The alternative is that a new political force is able to grow and deliver the blow, as Emmanuel Macron has in France, drawing support from both right and left. The Liberal Democrats hope to be that force, but at best they can only be part of it. This new force needs defections from both the big parties, and some people new to politics too. And there needs to be a leader. Is there anybody of the right stature around to lead it? Maybe somebody will emerge, as Tony Blair did. I can’t help thinking of David Miliband. Vince Cable, who looks likely to be the next Lib Dem leader, has a better chance than the current leader, Tim Farron, of drawing support across party lines.

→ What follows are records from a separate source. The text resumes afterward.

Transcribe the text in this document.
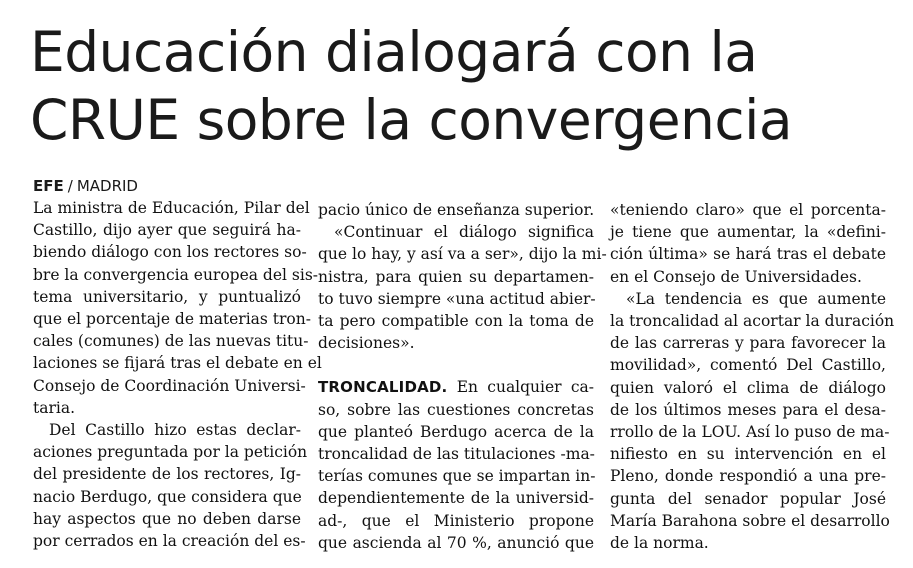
Educación dialogará con la
CRUE sobre la convergencia
EFE / MADRID
La ministra de Educación, Pilar del
Castillo, dijo ayer que seguirá ha-
biendo diálogo con los rectores so-
bre la convergencia europea del sis-
tema universitario, y puntualizó
que el porcentaje de materias tron-
cales (comunes) de las nuevas titu-
laciones se fijará tras el debate en el
Consejo de Coordinación Universi-
taria.
Del Castillo hizo estas declar-
aciones preguntada por la petición
del presidente de los rectores, Ig-
nacio Berdugo, que considera que
hay aspectos que no deben darse
por cerrados en la creación del es-
pacio único de enseñanza superior.
«Continuar el diálogo significa
que lo hay, y así va a ser», dijo la mi-
nistra, para quien su departamen-
to tuvo siempre «una actitud abier-
ta pero compatible con la toma de
decisiones».
TRONCALIDAD. En cualquier ca-
so, sobre las cuestiones concretas
que planteó Berdugo acerca de la
troncalidad de las titulaciones -ma-
terías comunes que se impartan in-
dependientemente de la universid-
ad-, que el Ministerio propone
que ascienda al 70 %, anunció que
«teniendo claro» que el porcenta-
je tiene que aumentar, la «defini-
ción última» se hará tras el debate
en el Consejo de Universidades.
«La tendencia es que aumente
la troncalidad al acortar la duración
de las carreras y para favorecer la
movilidad», comentó Del Castillo,
quien valoró el clima de diálogo
de los últimos meses para el desa-
rrollo de la LOU. Así lo puso de ma-
nifiesto en su intervención en el
Pleno, donde respondió a una pre-
gunta del senador popular José
María Barahona sobre el desarrollo
de la norma.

But for that to happen, Labour will have to start falling apart. This is possible. The hard left looks is continuing its takeover of the party machinery. Mr Corbyn has made no gestures of reconciliation to his party’s centrists. But it will take more than driving out a few tainted centrists to break Labour’s momentum – something has to puncture the enthusiasm of Labour’s activist base, who now have a taste for successful campaigning. Perhaps only power will puncture Mr Corbyn’s bubble. Labour might be too weak to beat the Conservatives, even when they are vulnerable. But they may yet be too strong to allow anybody else to.
And that is the best hope for Conservatives. British politics is volatile. Their luck could yet turn.